Leasing wird nicht verkauft

Den durch den Verkauf erwarteten Dekonsolidierungseffekt auf das RBI-Konzernergebnis beziffert die RBI mit minus 49 Mio. Euro. Dieser Betrag werde im vierten Quartal 2015 gebucht und sei Teil der bereits im RBI-Ausblick angekündigten Restrukturierungskosten, so die Bank. Weiters erwartet die RBI, dass sich die risikogewichteten Aktiva (RWA) nach dem Closing um rund 270 Mio. Euro reduzieren werden. Die slowenische Raiffeisen Leasing d.o.o. mit einem RWA per Ende September 2015 in Höhe von rund 100 Mio. Euro sei nicht Teil der Transaktion, wird betont. Auf die harte Kernkapitalquote (CET1) der RBI werde die Transaktion eine minimal negativen Effekt haben, heißt es weiter.

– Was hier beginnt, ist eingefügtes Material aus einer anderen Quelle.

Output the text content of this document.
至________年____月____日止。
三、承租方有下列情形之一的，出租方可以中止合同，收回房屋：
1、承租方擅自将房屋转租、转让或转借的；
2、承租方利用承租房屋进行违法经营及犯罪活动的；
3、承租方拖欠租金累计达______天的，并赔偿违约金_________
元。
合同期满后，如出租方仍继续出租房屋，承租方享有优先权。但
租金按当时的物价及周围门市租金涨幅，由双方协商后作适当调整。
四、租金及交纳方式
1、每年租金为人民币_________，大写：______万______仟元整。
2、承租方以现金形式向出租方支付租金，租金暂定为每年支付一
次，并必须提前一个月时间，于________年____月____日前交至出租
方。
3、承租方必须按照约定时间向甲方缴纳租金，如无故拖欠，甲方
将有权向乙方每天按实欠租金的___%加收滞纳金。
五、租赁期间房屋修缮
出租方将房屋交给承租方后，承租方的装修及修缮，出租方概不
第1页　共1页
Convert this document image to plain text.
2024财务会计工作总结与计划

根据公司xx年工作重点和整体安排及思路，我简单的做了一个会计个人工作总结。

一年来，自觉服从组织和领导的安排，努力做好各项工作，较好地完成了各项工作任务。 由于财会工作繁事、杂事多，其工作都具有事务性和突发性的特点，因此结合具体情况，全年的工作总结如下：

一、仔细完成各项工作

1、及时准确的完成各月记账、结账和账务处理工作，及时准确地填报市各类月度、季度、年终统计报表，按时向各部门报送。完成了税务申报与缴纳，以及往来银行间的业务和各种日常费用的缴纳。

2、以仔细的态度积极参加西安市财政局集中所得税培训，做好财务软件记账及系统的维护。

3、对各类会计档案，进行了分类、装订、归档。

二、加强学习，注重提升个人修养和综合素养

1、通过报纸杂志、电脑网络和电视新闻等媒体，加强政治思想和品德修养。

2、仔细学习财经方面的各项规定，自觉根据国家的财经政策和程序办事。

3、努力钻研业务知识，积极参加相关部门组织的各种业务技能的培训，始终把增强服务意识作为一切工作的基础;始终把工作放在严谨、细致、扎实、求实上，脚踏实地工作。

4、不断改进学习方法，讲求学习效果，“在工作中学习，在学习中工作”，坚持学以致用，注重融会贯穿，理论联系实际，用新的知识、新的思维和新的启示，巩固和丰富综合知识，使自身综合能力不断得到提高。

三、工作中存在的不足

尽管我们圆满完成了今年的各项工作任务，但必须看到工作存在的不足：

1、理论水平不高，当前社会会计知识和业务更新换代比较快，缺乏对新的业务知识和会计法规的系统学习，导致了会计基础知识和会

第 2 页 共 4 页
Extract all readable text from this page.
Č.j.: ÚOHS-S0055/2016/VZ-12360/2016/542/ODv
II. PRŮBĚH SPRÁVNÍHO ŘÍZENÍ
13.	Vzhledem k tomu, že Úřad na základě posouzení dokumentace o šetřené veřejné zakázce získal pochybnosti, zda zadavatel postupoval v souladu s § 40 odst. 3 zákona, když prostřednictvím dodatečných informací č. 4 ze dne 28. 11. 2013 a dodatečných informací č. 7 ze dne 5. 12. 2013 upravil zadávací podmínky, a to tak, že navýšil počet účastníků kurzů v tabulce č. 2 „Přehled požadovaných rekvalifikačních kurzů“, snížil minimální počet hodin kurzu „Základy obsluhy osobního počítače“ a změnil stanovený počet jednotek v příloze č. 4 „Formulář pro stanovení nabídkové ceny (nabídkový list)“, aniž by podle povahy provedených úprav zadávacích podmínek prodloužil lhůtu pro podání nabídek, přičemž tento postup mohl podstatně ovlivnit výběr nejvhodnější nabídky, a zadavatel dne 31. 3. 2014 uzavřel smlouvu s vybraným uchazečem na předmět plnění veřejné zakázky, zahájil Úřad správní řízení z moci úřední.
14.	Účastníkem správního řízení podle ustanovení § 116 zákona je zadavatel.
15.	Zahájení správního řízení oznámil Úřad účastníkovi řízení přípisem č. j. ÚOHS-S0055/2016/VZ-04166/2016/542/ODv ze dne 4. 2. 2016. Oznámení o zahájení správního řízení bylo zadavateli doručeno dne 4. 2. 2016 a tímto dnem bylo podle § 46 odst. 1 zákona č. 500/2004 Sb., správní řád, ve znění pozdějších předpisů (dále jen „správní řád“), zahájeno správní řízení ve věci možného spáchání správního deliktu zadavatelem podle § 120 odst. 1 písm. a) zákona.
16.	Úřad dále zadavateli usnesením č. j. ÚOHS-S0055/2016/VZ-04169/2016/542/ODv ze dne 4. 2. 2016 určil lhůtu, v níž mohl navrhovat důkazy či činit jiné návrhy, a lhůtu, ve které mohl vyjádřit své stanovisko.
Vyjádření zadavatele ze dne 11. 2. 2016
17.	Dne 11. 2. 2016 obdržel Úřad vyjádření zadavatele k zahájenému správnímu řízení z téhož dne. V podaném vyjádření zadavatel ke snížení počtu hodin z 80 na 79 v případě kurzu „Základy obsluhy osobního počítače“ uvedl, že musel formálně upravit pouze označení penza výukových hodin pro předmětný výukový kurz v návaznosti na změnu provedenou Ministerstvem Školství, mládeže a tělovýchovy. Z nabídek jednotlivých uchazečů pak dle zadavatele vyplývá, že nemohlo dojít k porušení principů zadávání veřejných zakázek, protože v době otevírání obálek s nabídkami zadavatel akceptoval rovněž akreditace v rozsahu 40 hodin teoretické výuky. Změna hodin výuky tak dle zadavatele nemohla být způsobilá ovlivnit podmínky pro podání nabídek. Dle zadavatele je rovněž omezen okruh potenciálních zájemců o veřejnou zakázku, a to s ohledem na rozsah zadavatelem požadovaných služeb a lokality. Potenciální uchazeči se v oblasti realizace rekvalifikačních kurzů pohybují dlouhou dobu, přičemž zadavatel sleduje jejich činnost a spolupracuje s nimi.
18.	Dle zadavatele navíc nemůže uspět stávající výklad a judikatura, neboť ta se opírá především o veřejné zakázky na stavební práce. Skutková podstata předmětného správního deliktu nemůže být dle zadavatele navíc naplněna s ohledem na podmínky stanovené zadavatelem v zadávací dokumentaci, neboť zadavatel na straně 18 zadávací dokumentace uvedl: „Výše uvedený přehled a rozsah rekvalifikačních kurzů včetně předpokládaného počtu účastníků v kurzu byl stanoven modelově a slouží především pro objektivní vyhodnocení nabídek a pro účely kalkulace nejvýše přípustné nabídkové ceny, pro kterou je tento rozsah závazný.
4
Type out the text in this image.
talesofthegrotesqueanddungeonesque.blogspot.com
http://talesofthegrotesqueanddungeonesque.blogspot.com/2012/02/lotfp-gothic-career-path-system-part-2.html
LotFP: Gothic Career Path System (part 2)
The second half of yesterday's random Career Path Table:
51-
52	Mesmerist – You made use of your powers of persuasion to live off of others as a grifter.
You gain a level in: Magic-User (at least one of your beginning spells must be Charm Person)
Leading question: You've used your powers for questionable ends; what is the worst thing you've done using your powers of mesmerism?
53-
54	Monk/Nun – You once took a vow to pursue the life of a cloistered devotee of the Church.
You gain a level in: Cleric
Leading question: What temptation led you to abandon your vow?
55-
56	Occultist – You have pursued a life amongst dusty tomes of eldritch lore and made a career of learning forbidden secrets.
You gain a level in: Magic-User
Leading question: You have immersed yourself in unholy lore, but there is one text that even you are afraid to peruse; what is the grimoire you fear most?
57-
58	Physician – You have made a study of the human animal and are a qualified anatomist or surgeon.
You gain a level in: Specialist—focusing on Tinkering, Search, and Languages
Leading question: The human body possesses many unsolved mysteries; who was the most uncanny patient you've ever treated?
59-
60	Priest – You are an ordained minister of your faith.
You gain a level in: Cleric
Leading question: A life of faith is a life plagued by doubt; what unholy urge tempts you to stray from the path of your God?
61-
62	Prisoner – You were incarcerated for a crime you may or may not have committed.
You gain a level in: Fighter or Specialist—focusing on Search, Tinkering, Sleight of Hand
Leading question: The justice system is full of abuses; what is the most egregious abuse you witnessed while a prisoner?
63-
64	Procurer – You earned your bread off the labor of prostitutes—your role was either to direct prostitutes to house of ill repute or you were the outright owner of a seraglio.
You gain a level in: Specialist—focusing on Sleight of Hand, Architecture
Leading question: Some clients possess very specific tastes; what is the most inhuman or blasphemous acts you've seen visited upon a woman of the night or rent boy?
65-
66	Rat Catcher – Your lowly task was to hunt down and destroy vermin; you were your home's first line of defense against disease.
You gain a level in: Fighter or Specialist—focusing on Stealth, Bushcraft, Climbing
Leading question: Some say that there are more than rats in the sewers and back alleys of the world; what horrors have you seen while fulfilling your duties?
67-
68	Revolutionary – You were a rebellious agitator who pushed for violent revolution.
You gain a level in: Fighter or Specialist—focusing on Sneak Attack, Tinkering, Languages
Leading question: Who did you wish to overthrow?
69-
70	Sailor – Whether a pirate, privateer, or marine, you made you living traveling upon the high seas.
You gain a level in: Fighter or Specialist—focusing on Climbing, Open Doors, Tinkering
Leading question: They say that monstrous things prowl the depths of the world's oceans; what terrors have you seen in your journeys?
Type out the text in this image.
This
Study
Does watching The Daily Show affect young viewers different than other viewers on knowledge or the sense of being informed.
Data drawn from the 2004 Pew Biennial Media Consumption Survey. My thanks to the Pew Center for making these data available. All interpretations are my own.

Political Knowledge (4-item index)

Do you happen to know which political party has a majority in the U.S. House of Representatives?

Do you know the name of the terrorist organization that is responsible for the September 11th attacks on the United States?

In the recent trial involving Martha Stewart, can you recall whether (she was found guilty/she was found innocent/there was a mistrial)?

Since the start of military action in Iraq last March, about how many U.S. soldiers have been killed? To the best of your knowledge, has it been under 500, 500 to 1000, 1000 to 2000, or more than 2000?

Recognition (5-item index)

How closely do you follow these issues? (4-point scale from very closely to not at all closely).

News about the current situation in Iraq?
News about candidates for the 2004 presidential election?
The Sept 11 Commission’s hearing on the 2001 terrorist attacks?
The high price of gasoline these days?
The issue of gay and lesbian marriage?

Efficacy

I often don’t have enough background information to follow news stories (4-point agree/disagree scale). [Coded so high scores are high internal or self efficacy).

Der Verkauf der Slowenien-Tochter ist Teil der geplanten Restrukturierung des RBI-Konzerns. So soll das Asien-Geschäft redimensioniert und auch das USA-Geschäft verkauft werden. In Russland und der Ukraine wird das Geschäft gekürzt, in Ungarn ist der Filialabbau bereits fertig.